First Leasing Company was literally the first leasing company set up in India. Its founder then was a young banker who had studied leasing in Hong Kong and Singapore when he was working for the First National City Bank. He adapted what he had learnt for India and hoped that his employer will help him introduce the service in India. The bank felt India was not yet ready for leasing.
The young banker was Farouk Irani who threw up his job to start a leasing company in Chennai (then known as Madras) in 1973. His good friend AC Muthiah (promoter of the Southern Petrochemical Industries Ltd, or SPIC, group of companies ) was willing to put money in this project. Muthiah had been the chairman of the company until he stepped down recently.
First Leasing was set up with a paid-up capital of R25 lakh largely raised through private placement. It was all very straightforward those days. Madras was the chosen location instead of Mumbai as the company did not want to take big risks. We did not have any predecessor from whose mistakes we can learn from, said Irani then. When First Leasing completed 25 years in 1998, Irani had declared that Muthiah was a big asset. He is very receptive and never interferes. Although Muthiahs holding in the company was larger than Iranis, First Leasing had total independence. It never wrote a lease for SPIC or other companies. Nor did Muthiah sign any guarantee for First Leasing.
In those 25 years, First Leasing became the market leader until the big boys moved in. Irani came to be celebrated as the father of leasing in India. He battled for 20 years on behalf of the industry to establish a leasing companys claim to investment allowance. He set a precedent by getting institutional finance for the first time for the leasing industry.
Ironically, leasing as a concept was fading around this time. In the 1980s about 400 companies got into the leasing bandwagon, went public and went bust. Big leasing companies like 20th Century Leasing, Lloyd Finance, CRB all collapsed, merged with subsidiaries or shut shop. Leasing worked in the pre-liberalisation days when foreign companies were not allowed to own assets. Those were also the days when funds were scarce. Many in the more conservative finance companies always doubted leasing companies accounting of recurrent income. They felt there was a lot of accounting jugglery going on. But Irani had an unshakable faith in leasing as a financial instrument.
In 1998, RBI introduced such stringent norms for leasing industry that the entire concept slowly died. However, First Leasing plodded on. It tried its hand in mutual funds, consumer credit profiling and so on, but these did not take off. Irani says, Our activities got us into a leveraged position that required recapitalisation. Several large companies, especially Tata Capital, GE Capital and an Australian bank Macquarie, were seriously interested in a takeover of the company, he says.

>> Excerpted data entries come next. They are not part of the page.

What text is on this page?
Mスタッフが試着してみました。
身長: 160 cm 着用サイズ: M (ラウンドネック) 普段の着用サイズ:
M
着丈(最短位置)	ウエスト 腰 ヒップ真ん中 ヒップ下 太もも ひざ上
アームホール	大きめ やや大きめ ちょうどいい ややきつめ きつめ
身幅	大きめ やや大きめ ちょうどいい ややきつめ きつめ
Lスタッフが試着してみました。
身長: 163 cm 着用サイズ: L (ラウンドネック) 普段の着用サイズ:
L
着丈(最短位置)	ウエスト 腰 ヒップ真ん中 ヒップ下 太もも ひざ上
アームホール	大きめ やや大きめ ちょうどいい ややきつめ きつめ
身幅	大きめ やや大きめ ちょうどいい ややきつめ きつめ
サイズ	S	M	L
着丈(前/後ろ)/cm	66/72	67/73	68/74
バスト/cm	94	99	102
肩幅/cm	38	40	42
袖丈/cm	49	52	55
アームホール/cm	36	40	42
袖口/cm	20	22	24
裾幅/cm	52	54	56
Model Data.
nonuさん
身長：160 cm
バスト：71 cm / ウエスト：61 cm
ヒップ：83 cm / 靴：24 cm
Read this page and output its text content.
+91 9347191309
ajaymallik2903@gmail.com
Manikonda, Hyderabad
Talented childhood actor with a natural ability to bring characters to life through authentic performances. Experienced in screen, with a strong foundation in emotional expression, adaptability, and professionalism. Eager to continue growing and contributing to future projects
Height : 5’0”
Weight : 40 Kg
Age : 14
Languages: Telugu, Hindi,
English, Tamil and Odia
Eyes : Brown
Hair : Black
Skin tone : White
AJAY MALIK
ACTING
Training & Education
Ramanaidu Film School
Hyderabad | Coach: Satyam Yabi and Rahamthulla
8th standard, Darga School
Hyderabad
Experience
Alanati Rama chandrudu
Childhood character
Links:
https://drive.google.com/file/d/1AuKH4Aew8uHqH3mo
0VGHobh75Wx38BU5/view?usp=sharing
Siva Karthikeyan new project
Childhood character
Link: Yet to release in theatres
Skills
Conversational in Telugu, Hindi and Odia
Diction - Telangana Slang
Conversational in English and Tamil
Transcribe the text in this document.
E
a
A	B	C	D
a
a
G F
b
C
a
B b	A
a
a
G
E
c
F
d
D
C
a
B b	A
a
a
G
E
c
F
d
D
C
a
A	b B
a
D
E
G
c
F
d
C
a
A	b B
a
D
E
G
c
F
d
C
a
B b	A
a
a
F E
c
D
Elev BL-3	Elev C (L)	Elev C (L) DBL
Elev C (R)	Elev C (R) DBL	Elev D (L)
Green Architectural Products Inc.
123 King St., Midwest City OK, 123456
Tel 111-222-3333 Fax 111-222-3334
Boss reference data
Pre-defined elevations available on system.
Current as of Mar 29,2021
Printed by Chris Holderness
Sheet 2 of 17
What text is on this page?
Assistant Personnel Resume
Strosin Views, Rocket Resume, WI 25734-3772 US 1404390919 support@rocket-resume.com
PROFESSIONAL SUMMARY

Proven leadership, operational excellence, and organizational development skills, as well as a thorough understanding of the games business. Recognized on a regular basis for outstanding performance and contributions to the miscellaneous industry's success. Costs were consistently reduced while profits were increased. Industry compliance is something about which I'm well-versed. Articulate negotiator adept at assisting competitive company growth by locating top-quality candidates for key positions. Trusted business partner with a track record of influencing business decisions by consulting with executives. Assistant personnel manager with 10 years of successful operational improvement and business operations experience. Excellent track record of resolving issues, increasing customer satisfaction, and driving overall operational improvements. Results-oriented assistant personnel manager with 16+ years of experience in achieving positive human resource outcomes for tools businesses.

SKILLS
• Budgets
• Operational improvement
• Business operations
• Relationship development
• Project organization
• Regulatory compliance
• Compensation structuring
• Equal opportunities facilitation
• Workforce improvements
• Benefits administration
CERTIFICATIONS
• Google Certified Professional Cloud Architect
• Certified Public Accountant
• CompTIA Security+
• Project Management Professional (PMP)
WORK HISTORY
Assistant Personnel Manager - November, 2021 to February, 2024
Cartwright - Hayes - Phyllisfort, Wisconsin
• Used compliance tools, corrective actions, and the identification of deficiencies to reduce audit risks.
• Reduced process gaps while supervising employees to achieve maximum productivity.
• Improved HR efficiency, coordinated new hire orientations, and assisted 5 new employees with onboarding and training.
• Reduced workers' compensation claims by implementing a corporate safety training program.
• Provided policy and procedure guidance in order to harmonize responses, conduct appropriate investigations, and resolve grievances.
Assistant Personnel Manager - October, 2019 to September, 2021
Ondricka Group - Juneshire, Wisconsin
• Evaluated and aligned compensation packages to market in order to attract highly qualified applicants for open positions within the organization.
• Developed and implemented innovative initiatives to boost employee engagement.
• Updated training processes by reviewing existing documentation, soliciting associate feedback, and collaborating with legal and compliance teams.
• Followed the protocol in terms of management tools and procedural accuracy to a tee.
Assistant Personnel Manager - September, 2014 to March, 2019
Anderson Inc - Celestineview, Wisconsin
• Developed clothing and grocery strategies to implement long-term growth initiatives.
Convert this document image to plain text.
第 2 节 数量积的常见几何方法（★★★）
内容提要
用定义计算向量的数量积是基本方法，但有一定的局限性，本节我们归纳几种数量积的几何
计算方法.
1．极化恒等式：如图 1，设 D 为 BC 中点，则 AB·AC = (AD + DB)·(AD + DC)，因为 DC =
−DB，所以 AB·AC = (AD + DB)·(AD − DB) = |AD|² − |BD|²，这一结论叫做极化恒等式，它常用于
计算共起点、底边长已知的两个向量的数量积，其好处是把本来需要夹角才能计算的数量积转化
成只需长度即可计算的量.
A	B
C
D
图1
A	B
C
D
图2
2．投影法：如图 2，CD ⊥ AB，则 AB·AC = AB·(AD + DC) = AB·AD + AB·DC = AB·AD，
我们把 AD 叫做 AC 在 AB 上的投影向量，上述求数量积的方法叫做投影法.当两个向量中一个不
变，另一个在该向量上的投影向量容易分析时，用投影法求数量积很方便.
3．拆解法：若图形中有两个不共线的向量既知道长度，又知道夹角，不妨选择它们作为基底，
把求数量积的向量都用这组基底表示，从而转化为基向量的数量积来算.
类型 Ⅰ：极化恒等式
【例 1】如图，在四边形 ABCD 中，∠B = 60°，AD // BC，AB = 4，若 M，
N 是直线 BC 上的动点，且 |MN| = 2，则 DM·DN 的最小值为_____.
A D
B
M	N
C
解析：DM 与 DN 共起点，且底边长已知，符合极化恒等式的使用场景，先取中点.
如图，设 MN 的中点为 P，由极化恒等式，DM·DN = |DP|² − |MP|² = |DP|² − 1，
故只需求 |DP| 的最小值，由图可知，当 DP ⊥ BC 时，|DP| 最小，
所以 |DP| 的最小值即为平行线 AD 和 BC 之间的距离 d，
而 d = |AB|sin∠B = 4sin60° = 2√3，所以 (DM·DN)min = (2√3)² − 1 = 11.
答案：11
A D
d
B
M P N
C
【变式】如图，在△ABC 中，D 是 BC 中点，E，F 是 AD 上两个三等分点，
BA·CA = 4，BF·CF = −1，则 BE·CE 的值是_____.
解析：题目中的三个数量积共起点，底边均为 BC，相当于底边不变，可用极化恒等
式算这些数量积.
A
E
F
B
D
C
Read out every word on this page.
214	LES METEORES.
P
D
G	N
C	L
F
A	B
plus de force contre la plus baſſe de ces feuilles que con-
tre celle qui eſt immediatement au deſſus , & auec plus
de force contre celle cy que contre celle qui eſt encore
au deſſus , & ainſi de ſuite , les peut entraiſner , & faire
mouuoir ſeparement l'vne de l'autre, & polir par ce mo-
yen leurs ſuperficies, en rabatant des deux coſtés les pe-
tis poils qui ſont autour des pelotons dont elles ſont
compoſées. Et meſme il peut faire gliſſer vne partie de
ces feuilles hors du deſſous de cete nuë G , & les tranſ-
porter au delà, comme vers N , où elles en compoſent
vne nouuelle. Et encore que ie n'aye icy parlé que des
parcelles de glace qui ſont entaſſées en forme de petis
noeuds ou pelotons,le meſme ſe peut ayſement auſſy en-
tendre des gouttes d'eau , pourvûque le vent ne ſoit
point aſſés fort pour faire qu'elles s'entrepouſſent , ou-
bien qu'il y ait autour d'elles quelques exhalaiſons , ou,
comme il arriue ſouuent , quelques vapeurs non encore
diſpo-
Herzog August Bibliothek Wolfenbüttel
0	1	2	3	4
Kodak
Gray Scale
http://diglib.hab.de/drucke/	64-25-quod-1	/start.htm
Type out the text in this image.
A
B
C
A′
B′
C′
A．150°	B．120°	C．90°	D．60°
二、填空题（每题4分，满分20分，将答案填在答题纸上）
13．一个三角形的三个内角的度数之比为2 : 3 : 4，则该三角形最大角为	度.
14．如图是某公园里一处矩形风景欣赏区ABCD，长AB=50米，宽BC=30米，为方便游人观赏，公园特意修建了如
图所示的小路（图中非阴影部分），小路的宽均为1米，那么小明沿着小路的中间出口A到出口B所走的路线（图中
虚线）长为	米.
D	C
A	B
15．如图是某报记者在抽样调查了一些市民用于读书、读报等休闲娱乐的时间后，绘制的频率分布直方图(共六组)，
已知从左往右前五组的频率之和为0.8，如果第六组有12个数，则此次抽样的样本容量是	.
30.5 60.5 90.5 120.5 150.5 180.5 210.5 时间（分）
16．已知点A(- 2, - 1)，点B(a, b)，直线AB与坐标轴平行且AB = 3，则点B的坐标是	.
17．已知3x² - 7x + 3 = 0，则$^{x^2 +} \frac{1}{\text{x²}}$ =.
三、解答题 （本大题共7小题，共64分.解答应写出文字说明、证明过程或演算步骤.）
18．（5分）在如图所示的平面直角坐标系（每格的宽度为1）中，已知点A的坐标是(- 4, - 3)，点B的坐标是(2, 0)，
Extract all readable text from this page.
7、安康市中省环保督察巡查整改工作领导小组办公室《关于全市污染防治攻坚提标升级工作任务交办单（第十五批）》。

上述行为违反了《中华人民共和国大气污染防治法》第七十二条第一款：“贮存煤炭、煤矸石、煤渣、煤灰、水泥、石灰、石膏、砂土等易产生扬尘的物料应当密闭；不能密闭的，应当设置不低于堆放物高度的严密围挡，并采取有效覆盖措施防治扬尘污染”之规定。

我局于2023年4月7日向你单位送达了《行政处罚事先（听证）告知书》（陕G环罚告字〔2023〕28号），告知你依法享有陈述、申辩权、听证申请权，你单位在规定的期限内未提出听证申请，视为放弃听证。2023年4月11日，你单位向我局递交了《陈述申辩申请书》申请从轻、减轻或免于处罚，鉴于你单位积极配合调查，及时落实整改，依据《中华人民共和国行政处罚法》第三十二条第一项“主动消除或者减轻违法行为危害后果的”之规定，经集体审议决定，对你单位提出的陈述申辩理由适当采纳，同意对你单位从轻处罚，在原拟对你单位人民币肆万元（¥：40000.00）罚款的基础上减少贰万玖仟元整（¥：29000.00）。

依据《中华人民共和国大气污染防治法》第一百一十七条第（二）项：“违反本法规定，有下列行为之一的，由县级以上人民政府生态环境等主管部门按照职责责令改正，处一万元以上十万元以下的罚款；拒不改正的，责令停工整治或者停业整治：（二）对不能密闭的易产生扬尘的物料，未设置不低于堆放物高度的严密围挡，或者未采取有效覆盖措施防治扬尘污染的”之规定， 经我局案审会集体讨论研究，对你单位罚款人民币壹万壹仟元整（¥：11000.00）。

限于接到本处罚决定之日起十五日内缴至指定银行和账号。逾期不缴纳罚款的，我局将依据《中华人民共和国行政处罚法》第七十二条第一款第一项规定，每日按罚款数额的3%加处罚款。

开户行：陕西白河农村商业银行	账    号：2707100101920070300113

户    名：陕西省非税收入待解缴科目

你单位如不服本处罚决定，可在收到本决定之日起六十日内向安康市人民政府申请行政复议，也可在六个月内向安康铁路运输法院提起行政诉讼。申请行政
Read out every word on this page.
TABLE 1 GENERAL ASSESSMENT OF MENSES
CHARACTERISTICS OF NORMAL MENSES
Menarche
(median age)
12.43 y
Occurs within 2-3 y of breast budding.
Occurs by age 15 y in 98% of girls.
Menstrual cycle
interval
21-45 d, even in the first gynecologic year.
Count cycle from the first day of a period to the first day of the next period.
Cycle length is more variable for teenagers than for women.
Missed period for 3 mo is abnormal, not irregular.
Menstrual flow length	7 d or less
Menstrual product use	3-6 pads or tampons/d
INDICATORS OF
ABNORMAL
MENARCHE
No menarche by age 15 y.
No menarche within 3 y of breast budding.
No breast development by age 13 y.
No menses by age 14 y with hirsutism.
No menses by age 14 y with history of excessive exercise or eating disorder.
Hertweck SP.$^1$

Tatas were having extensive discussions with First Leasing and they withdrew eventually. The capital shortfall could have been one of the reasons.
Irani decided to disclose the companys problems to RBI to help them resolve the crisis. RBI did not buy Iranis statements and his offers to make good the missing capital. The company had posted a net profit of R34.72 crore in 2012-13 on total income of R234.66 crore. According to its annual report for 2013, its long-term borrowings were R181 crore, short-term borrowings R1,218 crore, and receivables under lease and hire rentals at R1,088 crore. However, last month, RBI served a showcause notice to FLSI asking why the certificate of registration granted to the company should not be cancelled. It pointed out that the special audit has found falsification of accounts of the company.
First Leasings board meeting on March 5 had said that it proposes to initiate both criminal and civil action against the persons based on the findings of the forensic audit report which is being conducted by RK Raghavan, former director of CBI, to unearth the money trail. Both Muthiah and Irani resigned from the Board.
Irani feels that he is being blamed for all the things that went wrong. He has issued a statement saying the crisis at First Leasing is primarily owing to a vicious circle of spiralling interest costs, the outflow of crores of rupees of deposits placed with First Leasing earlier because of Mercantile Credit Corporation (a company which was promoted by Muthiah) going belly up in the late 1990s. The erstwhile chairman (Muthiah) could not contribute to rights issues as his finances were strained after the serious financial difficulties of SPIC and the closure of most of his companies.
He said his personal shareholding in the company was less than 0.3% and that he would not benefit or aggrandise himself by indulging in malpractices. He says that the companys financials have been endorsed by the CFO, the directors, the chairman, and approved by the statutory auditors and the audit committee. He claims that the accounts have been tampered with without his knowledge. AC Muthiah says that Irani had kept the Board and the chairman in the dark and he is solely responsible for the present state of affairs of the company.
Whatever the outcome of the forensic audit, it is highly likely that the First Leasing Company of India may end up being the last leasing company in the country.